Among those also charged were James Gatto, director for global sports marketing for basketball at Adidas; Rashan Michel, who runs an Atlanta apparel company; New Jersey money manager Munish Sood; and Christian Dawkins, a former ASM Sports agent who prosecutors said was fired in May.

Prosecutors said Gatto and others funneled $100,000 from Adidas, identified as “Company-1,” to the family of an elite high school prospect so he would play at an Adidas-sponsored school matching the description of the University of Louisville.

The player was also expected to sign with Adidas upon turning professional, prosecutors said.

Joon Kim, the acting U.S. attorney in Manhattan, told a press conference the defendants showed “contempt” for players and coaches who follow the rules.

Adidas said in an email it was “unaware of any misconduct and would fully cooperate with authorities to understand more.”

Jeff Duffey, a lawyer for Person, declined to comment. The firm matching the description in court papers of Sood’s firm had no immediate comment. Other defendants’ lawyers declined to comment or could not be identified.

PLAYING BY THE RULES

Person, 53, was a two-time All-American at Auburn and became its all-time scoring leader. He later played for the Indiana Pacers and other teams in a 13-year NBA career.

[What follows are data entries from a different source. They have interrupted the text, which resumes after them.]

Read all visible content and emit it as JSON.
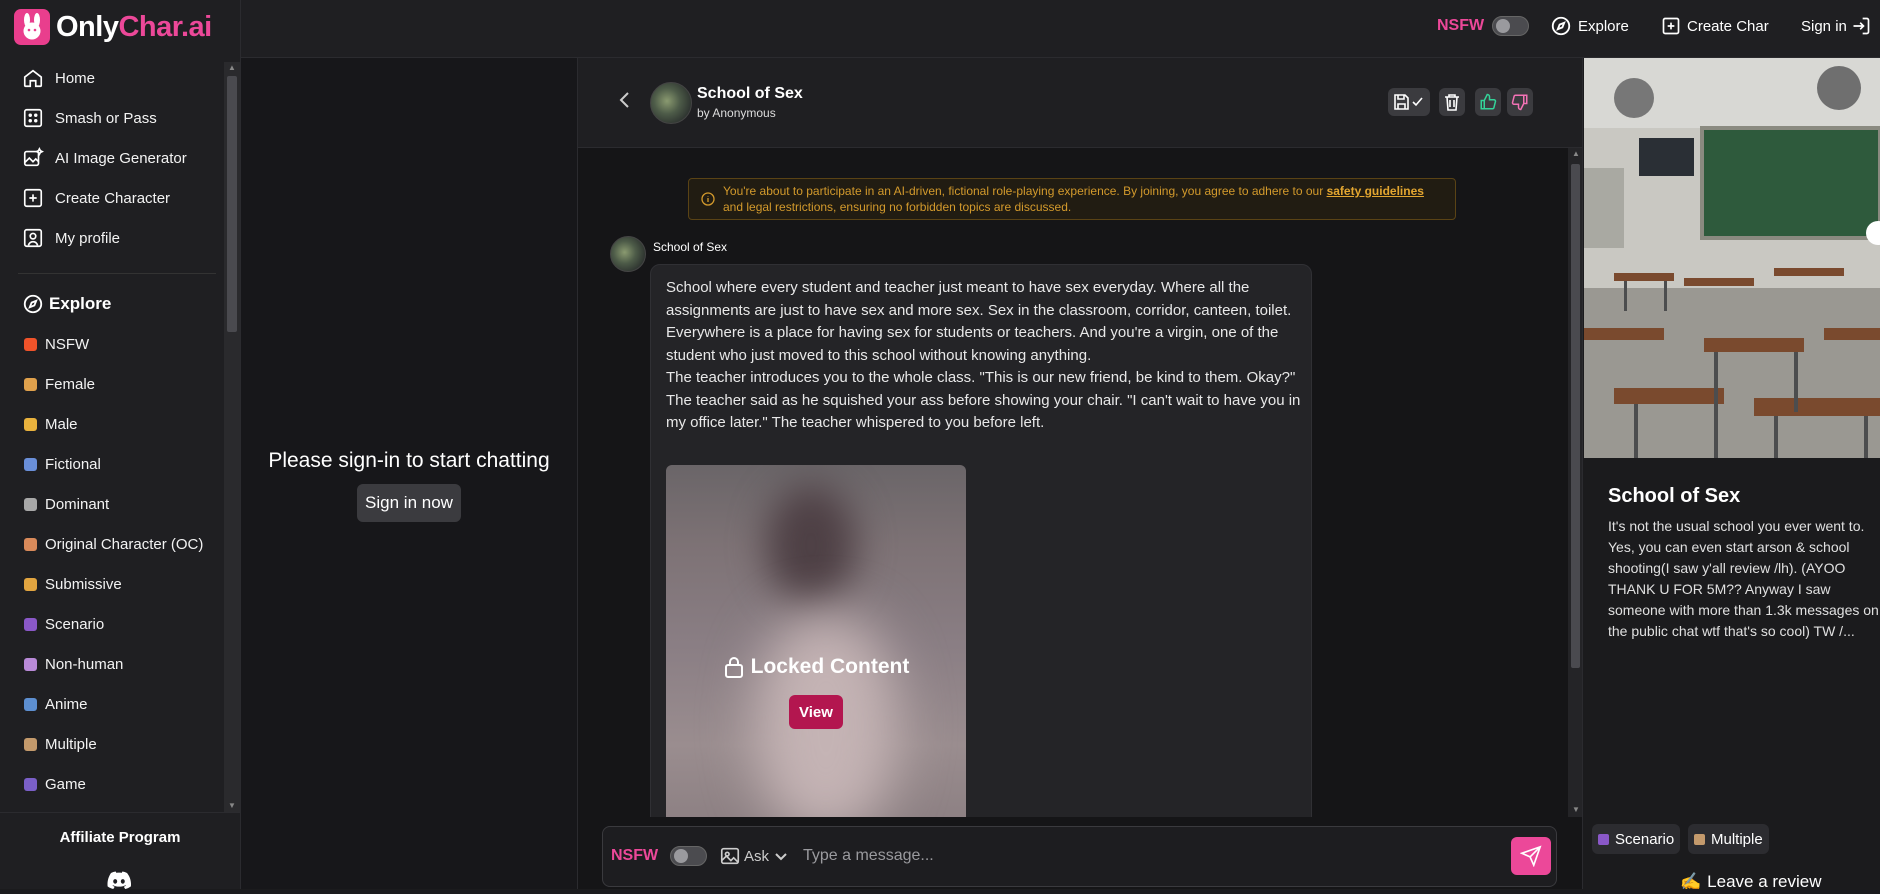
{
  "brand": {
    "part1": "Only",
    "part2": "Char.ai"
  },
  "topbar": {
    "nsfw": "NSFW",
    "explore": "Explore",
    "create": "Create Char",
    "signin": "Sign in"
  },
  "sidebar": {
    "main": [
      {
        "label": "Home",
        "icon": "home-icon"
      },
      {
        "label": "Smash or Pass",
        "icon": "grid-icon"
      },
      {
        "label": "AI Image Generator",
        "icon": "image-gen-icon"
      },
      {
        "label": "Create Character",
        "icon": "plus-square-icon"
      },
      {
        "label": "My profile",
        "icon": "user-square-icon"
      }
    ],
    "explore_title": "Explore",
    "explore": [
      {
        "label": "NSFW",
        "color": "#f0532a"
      },
      {
        "label": "Female",
        "color": "#e0a14c"
      },
      {
        "label": "Male",
        "color": "#e9b23d"
      },
      {
        "label": "Fictional",
        "color": "#6a8fd9"
      },
      {
        "label": "Dominant",
        "color": "#a8a8a8"
      },
      {
        "label": "Original Character (OC)",
        "color": "#d98a5a"
      },
      {
        "label": "Submissive",
        "color": "#e2a540"
      },
      {
        "label": "Scenario",
        "color": "#8a58c8"
      },
      {
        "label": "Non-human",
        "color": "#b98ad8"
      },
      {
        "label": "Anime",
        "color": "#5d8fd1"
      },
      {
        "label": "Multiple",
        "color": "#c49a6c"
      },
      {
        "label": "Game",
        "color": "#7a5fc8"
      }
    ],
    "affiliate": "Affiliate Program"
  },
  "left": {
    "prompt": "Please sign-in to start chatting",
    "button": "Sign in now"
  },
  "chat": {
    "title": "School of Sex",
    "author": "by Anonymous",
    "notice_before": "You're about to participate in an AI-driven, fictional role-playing experience. By joining, you agree to adhere to our ",
    "notice_link": "safety guidelines",
    "notice_after": " and legal restrictions, ensuring no forbidden topics are discussed.",
    "message_sender": "School of Sex",
    "message_p1": "School where every student and teacher just meant to have sex everyday. Where all the assignments are just to have sex and more sex. Sex in the classroom, corridor, canteen, toilet. Everywhere is a place for having sex for students or teachers. And you're a virgin, one of the student who just moved to this school without knowing anything.",
    "message_p2": "The teacher introduces you to the whole class. \"This is our new friend, be kind to them. Okay?\" The teacher said as he squished your ass before showing your chair. \"I can't wait to have you in my office later.\" The teacher whispered to you before left.",
    "locked_label": "Locked Content",
    "view_button": "View"
  },
  "composer": {
    "nsfw": "NSFW",
    "ask": "Ask",
    "placeholder": "Type a message..."
  },
  "right": {
    "title": "School of Sex",
    "description": "It's not the usual school you ever went to. Yes, you can even start arson & school shooting(I saw y'all review /lh). (AYOO THANK U FOR 5M?? Anyway I saw someone with more than 1.3k messages on the public chat wtf that's so cool) TW /...",
    "tags": [
      {
        "label": "Scenario",
        "color": "#8a58c8"
      },
      {
        "label": "Multiple",
        "color": "#c49a6c"
      }
    ],
    "review": "Leave a review"
  }
}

Prosecutors said Person accepted $91,500 of bribes over 10 months from a financial adviser, who was secretly cooperating with prosecutors, in exchange for steering NBA-worthy Auburn players to hire the adviser and buy suits from Michel.

They said Person also claimed to pay $18,500 of that sum to two players’ families.

Court papers describe a secretly recorded meeting at a Manhattan hotel last December where Person told an Auburn player that he knew some of his help was “a violation ... of rules, but this is how the NBA players get it done, they get early relationships, and they form partnerships, they form trust.”

Auburn President Steven Leath said on Twitter the school was “saddened, angry and disappointed” by the news.

“We are committed to playing by the rules, and that’s what we expect from our coaches,” he said.

Louisville’s interim president, Gregory Postel, USC Athletic Director Lynn Swann, Arizona and South Carolina said their respective schools would cooperate with authorities.

Paul Haagen, co-director of Duke University’s Center for Sports Law and Policy, said the charges reflect pressure on coaches to recruit players, and on apparel companies to sign up future stars like Michael Jordan, the NBA Hall of Famer long associated with Nike Inc.

“Everyone wants to be making money,” Haagen said. “The main significance is whether this probe involves just these charges, or turns into a much bigger investigation. It has the indicia of being much larger.”